La décision de justice impose à la commune de Béziers de retirer sa crèche de la cour d’honneur de son Hôtel de Ville.

Le tribunal administratif a donné raison au Préfet de l’Hérault, le juge des référés a estimé, que la crèche n’avait aucun caractère culturel, artistique ou festif. Il a donc intimé de « procéder au retrait de la crèche installée dans le hall d’entrée de l’hôtel de ville ».
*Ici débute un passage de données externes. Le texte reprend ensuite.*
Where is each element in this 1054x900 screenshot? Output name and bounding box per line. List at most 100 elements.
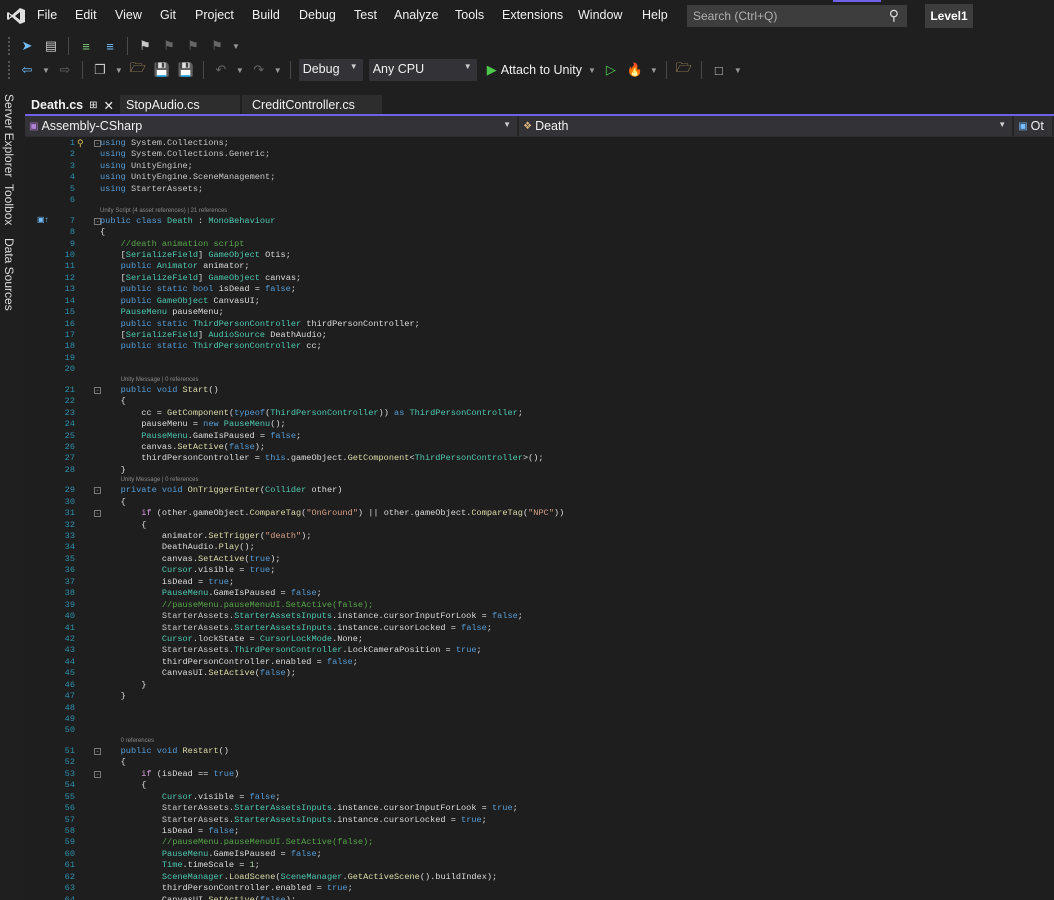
- code-token: ;: [512, 803, 518, 814]
- search-box[interactable]: Search (Ctrl+Q) ⚲: [687, 5, 907, 27]
- code-token: animator.: [100, 531, 209, 541]
- clear-bookmarks-icon[interactable]: ⚑: [208, 37, 226, 55]
- code-token: false: [259, 894, 286, 900]
- member-icon: ▣: [1018, 120, 1028, 132]
- toolbar-overflow-icon[interactable]: ▼: [232, 42, 240, 51]
- code-token: );: [254, 441, 266, 452]
- menu-build[interactable]: Build: [252, 8, 280, 22]
- menu-window[interactable]: Window: [578, 8, 622, 22]
- codelens[interactable]: Unity Message | 0 references: [25, 476, 1054, 485]
- code-token: false: [326, 656, 353, 667]
- redo-dropdown-icon[interactable]: ▼: [274, 66, 282, 75]
- attach-to-unity-button[interactable]: Attach to Unity: [501, 63, 582, 77]
- toolbar-grip[interactable]: [8, 61, 12, 79]
- run-dropdown-icon[interactable]: ▼: [588, 66, 596, 75]
- next-bookmark-icon[interactable]: ⚑: [184, 37, 202, 55]
- code-text: //pauseMenu.pauseMenuUI.SetActive(false)…: [100, 837, 373, 848]
- menu-file[interactable]: File: [37, 8, 57, 22]
- tab-stopaudio-cs[interactable]: StopAudio.cs: [120, 95, 240, 115]
- menu-tools[interactable]: Tools: [455, 8, 484, 22]
- code-line: 33 animator.SetTrigger("death");: [25, 531, 1054, 542]
- code-token: ThirdPersonController: [409, 407, 518, 418]
- window-layout-icon[interactable]: □: [710, 61, 728, 79]
- select-icon[interactable]: ➤: [18, 37, 36, 55]
- menu-help[interactable]: Help: [642, 8, 668, 22]
- back-dropdown-icon[interactable]: ▼: [42, 66, 50, 75]
- menu-view[interactable]: View: [115, 8, 142, 22]
- navigate-back-icon[interactable]: ⇦: [18, 61, 36, 79]
- code-line: 64 CanvasUI.SetActive(false);: [25, 895, 1054, 900]
- line-number: 36: [64, 565, 75, 576]
- code-token: CanvasUI.: [100, 894, 209, 900]
- navigate-forward-icon[interactable]: ⇨: [56, 61, 74, 79]
- new-project-icon[interactable]: ❐: [91, 61, 109, 79]
- menu-analyze[interactable]: Analyze: [394, 8, 438, 22]
- side-tab-server-explorer[interactable]: Server Explorer: [2, 94, 16, 177]
- open-folder-icon[interactable]: 🗁: [129, 60, 147, 79]
- code-token: StarterAssetsInputs: [234, 611, 333, 622]
- toolbar-overflow-icon[interactable]: ▼: [734, 66, 742, 75]
- codelens[interactable]: 0 references: [25, 737, 1054, 746]
- platform-dropdown[interactable]: Any CPU ▼: [368, 59, 477, 81]
- bookmark-icon[interactable]: ⚑: [136, 37, 154, 55]
- code-line: 25 PauseMenu.GameIsPaused = false;: [25, 431, 1054, 442]
- menu-git[interactable]: Git: [160, 8, 176, 22]
- code-token: false: [290, 588, 317, 599]
- line-number: 18: [64, 341, 75, 352]
- previous-bookmark-icon[interactable]: ⚑: [160, 37, 178, 55]
- configuration-dropdown[interactable]: Debug ▼: [298, 59, 363, 81]
- line-number: 53: [64, 768, 75, 779]
- line-number: 60: [64, 848, 75, 859]
- code-token: thirdPersonController.enabled =: [100, 883, 327, 894]
- code-line: 24 pauseMenu = new PauseMenu();: [25, 419, 1054, 430]
- redo-icon[interactable]: ↷: [250, 61, 268, 79]
- line-number: 51: [64, 745, 75, 756]
- code-text: public static bool isDead = false;: [100, 284, 296, 295]
- code-token: StarterAssets.: [100, 803, 235, 814]
- new-dropdown-icon[interactable]: ▼: [115, 66, 123, 75]
- find-in-files-icon[interactable]: 🗁: [675, 60, 693, 79]
- code-line: 37 isDead = true;: [25, 577, 1054, 588]
- save-icon[interactable]: 💾: [153, 61, 171, 79]
- quick-info-icon[interactable]: ▤: [42, 37, 60, 55]
- undo-dropdown-icon[interactable]: ▼: [236, 66, 244, 75]
- code-token: using: [100, 172, 126, 183]
- menu-debug[interactable]: Debug: [299, 8, 336, 22]
- hot-reload-dropdown-icon[interactable]: ▼: [650, 66, 658, 75]
- codelens[interactable]: Unity Script (4 asset references) | 21 r…: [25, 207, 1054, 216]
- undo-icon[interactable]: ↶: [212, 61, 230, 79]
- code-text: public static ThirdPersonController thir…: [100, 319, 420, 330]
- code-token: public void: [100, 384, 183, 395]
- code-editor[interactable]: ▣↑ ⚲ 1- using System.Collections; 2 using S…: [25, 137, 1054, 900]
- project-dropdown[interactable]: ▣ Assembly-CSharp ▼: [25, 116, 520, 136]
- side-tab-toolbox[interactable]: Toolbox: [2, 184, 16, 225]
- tab-death-cs[interactable]: Death.cs ⊞ ✕: [25, 95, 118, 115]
- pin-icon[interactable]: ⊞: [89, 100, 97, 111]
- start-without-debugging-icon[interactable]: ▷: [602, 61, 620, 79]
- start-debug-icon[interactable]: ▶: [483, 61, 501, 79]
- side-tab-data-sources[interactable]: Data Sources: [2, 238, 16, 311]
- member-dropdown[interactable]: ▣ Ot: [1014, 116, 1054, 136]
- menu-project[interactable]: Project: [195, 8, 234, 22]
- menu-extensions[interactable]: Extensions: [502, 8, 563, 22]
- side-tool-tabs: Server Explorer Toolbox Data Sources: [0, 92, 24, 900]
- close-icon[interactable]: ✕: [104, 98, 114, 113]
- code-token: canvas.: [100, 553, 198, 564]
- solution-name-badge[interactable]: Level1: [925, 4, 973, 28]
- chevron-down-icon: ▼: [349, 62, 358, 71]
- code-token: >();: [522, 453, 544, 464]
- codelens[interactable]: Unity Message | 0 references: [25, 376, 1054, 385]
- code-text: thirdPersonController = this.gameObject.…: [100, 453, 544, 464]
- uncomment-lines-icon[interactable]: ≡: [101, 37, 119, 55]
- menu-edit[interactable]: Edit: [75, 8, 97, 22]
- type-dropdown[interactable]: ❖ Death ▼: [519, 116, 1015, 136]
- menu-test[interactable]: Test: [354, 8, 377, 22]
- code-token: ;: [517, 407, 523, 418]
- code-line: 60 PauseMenu.GameIsPaused = false;: [25, 849, 1054, 860]
- comment-lines-icon[interactable]: ≡: [77, 37, 95, 55]
- toolbar-grip[interactable]: [8, 37, 12, 55]
- member-value: Ot: [1030, 119, 1044, 133]
- hot-reload-icon[interactable]: 🔥: [626, 61, 644, 79]
- save-all-icon[interactable]: 💾: [177, 61, 195, 79]
- tab-creditcontroller-cs[interactable]: CreditController.cs: [242, 95, 382, 115]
Du côté de la Ville, on subodore « pouvoir compter sur d’innombrables Français pour se battre à ses côtés, pour défendre ce qu’ils nous refusent. « Ils », ce sont ceux qui veulent toujours tout interdire, ceux qui luttent contre nos traditions. « Ils », ce sont ceux qui, en réalité, n’aiment ni Béziers, ni la France. Pour la deuxième année de suite, « ils », c’est l’État. »

La Ville a 24 heures pour s’exécuter, à défaut elle s’expose à une astreinte de 2 000 € par jour de retard passé un délai de deux jours, puis de 15 000 € par jour à compter du troisième jour.

La crèche devait être déplacée dès demain. « Pour continuer de l’admirer, nous donnons rendez-vous dès vendredi à tous les Biterrois sur le parvis de l’Hôtel de Ville où sera installée la traditionnelle crèche de Noël de Béziers », selon un communiqué de la Ville dé Béziers.